D’où cet amer constat, on aime ce groupe, on lui reconnaît bien volontiers des qualités mais au final, on le recale toujours au moment des bilans finaux.

Aufheben, le nouvel LP, échappera-t-il à ce Deus Ex Machina critique ? Ce treizième album portera-t-il l’indissoluble marque de l’oeuvre maudite ? Comme expliqué précédemment, Anton Newcombe aime brouiller les pistes. En 2010, il réglait ses comptes avec les Beatles en suivant la ligne harissonienne de la musique indienne. Who Killed Sgt Pepper ? : était-ce un écho lointain au très sex-pistolien Who Killed Bambi ? (premier titre du film The Great Rock’n’roll Swindle) ? Un constat d’abord, géographique qui plus est : depuis cet album, la bande à Newcombe n’enregistre plus sur la terre ancestrale californienne, mais en Europe. En Islande ou à Berlin, The Brian Jonestown Massacre, sous l’influence certaine de Will Caruthers (l’ex-bassiste de Spacemen 3 et Spiritualized), a ouvert son horizon musical. Sur Who Killed Sgt. Pepper ?, le résultat offrait une collusion frontale entre le krautrock et les paysages islandais. Frappant sur le titre introductif Tempo 116.7, Tungur Hnifur et le chant islandique d’Unnur Andrea Einarsdottir, l’édifice s’écroulait tout de même sur quelques morceaux comme The One, résurgence shoegaze des premiers albums et l’insupportable Someplace Else Unknown, morceau digne de figurer sur un disque de Kasabian. Cet album était le digne successeur des précédents : des traits de pur génie Dekta! Dekta! Dekta! avec son rap gipsy, White Music et ses chants grégoriens et des idées qui tombaient complètement à plat. Who Killed Sgt. Pepper ne dérogeait donc pas à la règle : bon album mais oubliable dans la seconde qui suivait son écoute.
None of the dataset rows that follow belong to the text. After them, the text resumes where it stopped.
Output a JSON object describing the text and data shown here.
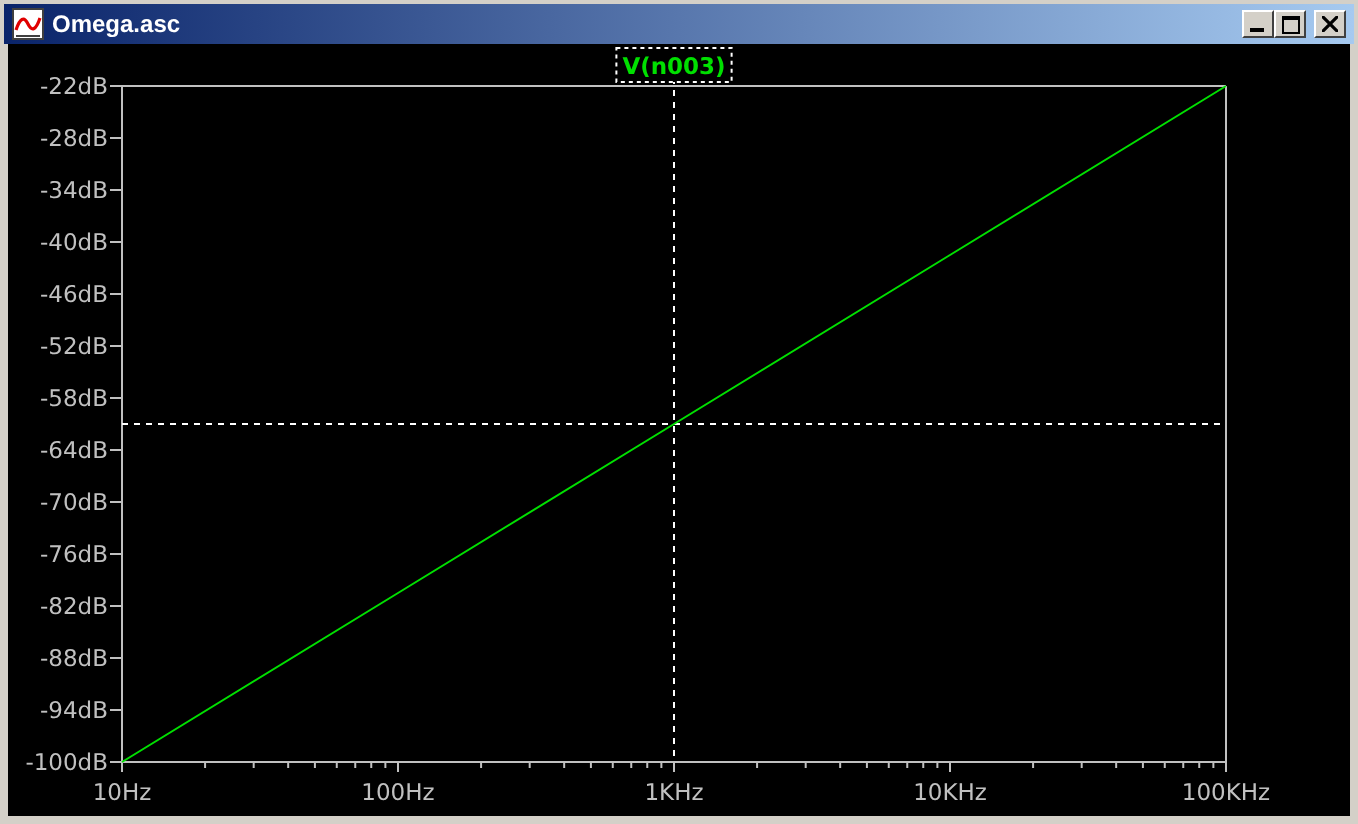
{
  "window": {
    "title": "Omega.asc"
  },
  "plot": {
    "chart_data": {
      "type": "line",
      "categories": [
        "10Hz",
        "100Hz",
        "1KHz",
        "10KHz",
        "100KHz"
      ],
      "series": [
        {
          "name": "V(n003)",
          "color": "#00e000",
          "values": [
            -100,
            -80.5,
            -61,
            -41.5,
            -22
          ]
        }
      ],
      "ylim": [
        -100,
        -22
      ],
      "yticks": [
        {
          "value": -22,
          "label": "-22dB"
        },
        {
          "value": -28,
          "label": "-28dB"
        },
        {
          "value": -34,
          "label": "-34dB"
        },
        {
          "value": -40,
          "label": "-40dB"
        },
        {
          "value": -46,
          "label": "-46dB"
        },
        {
          "value": -52,
          "label": "-52dB"
        },
        {
          "value": -58,
          "label": "-58dB"
        },
        {
          "value": -64,
          "label": "-64dB"
        },
        {
          "value": -70,
          "label": "-70dB"
        },
        {
          "value": -76,
          "label": "-76dB"
        },
        {
          "value": -82,
          "label": "-82dB"
        },
        {
          "value": -88,
          "label": "-88dB"
        },
        {
          "value": -94,
          "label": "-94dB"
        },
        {
          "value": -100,
          "label": "-100dB"
        }
      ],
      "annotations": [
        {
          "x": "1KHz"
        }
      ]
    }
  }
}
Au bout de treize albums, nous pouvons légitimement nous dire que la messe est dite. Tant que Newcombe n’acceptera pas de laisser les manettes de la production à une personne plus qualifiée que lui, ses albums donneront toujours l’impression d’être des bâtiments ravalés pour cacher les défauts. A ce stade, The Brian Jonestown Massacre aurait été depuis longtemps les rois du monde, s’ils avaient daigné ne sortir que des… EP.

Deux ans plus tard, nous sommes en 2012… Newcombe est resté en Europe, à Berlin cette fois-ci. J’ai reçu Aufheben et à vrai dire, je n’ai pas eu envie de ranger ce disque comme les autres fois. Je désirais de la cohérence de la première jusqu’à la dernière note, une production qui tienne la route et l’édifice. Bref, je souhaitais de The Brian Jonestown Massacre un disque normal et non pas un énième disque obsétionnel de Newcombe.

Aufheben.

Ce titre. Hegelien. Le coeur même de la philosophie allemande. Tout un programme en soi. Si on suit la pensée hegelienne, Newcombe aurait donc voulu réunir les influences contradictoires qui l’habitent depuis toujours pour en faire un seul et unique album. Problème, il l’a toujours fait.  Deuxième problème, Newcombe a tellement usé de cette corde qu’avant même avoir écouté le disque, nous savons d’avance qu’il rendra hommage à certaines de ses idoles (il suffit de lire le titre des chansons), qu’il n’y a toujours pas de producteur digne de ce nom pour l’épauler… Le disque aura donc la même gueule que les autres fois : chaotique, brinquebalant et génial. A partir de ce constat, devons-nous poursuivre l’aventure plus loin ? Devons-nous tout de même écouté un album dont nous savons déjà tout sans avoir même à jeter une oreille dessus ?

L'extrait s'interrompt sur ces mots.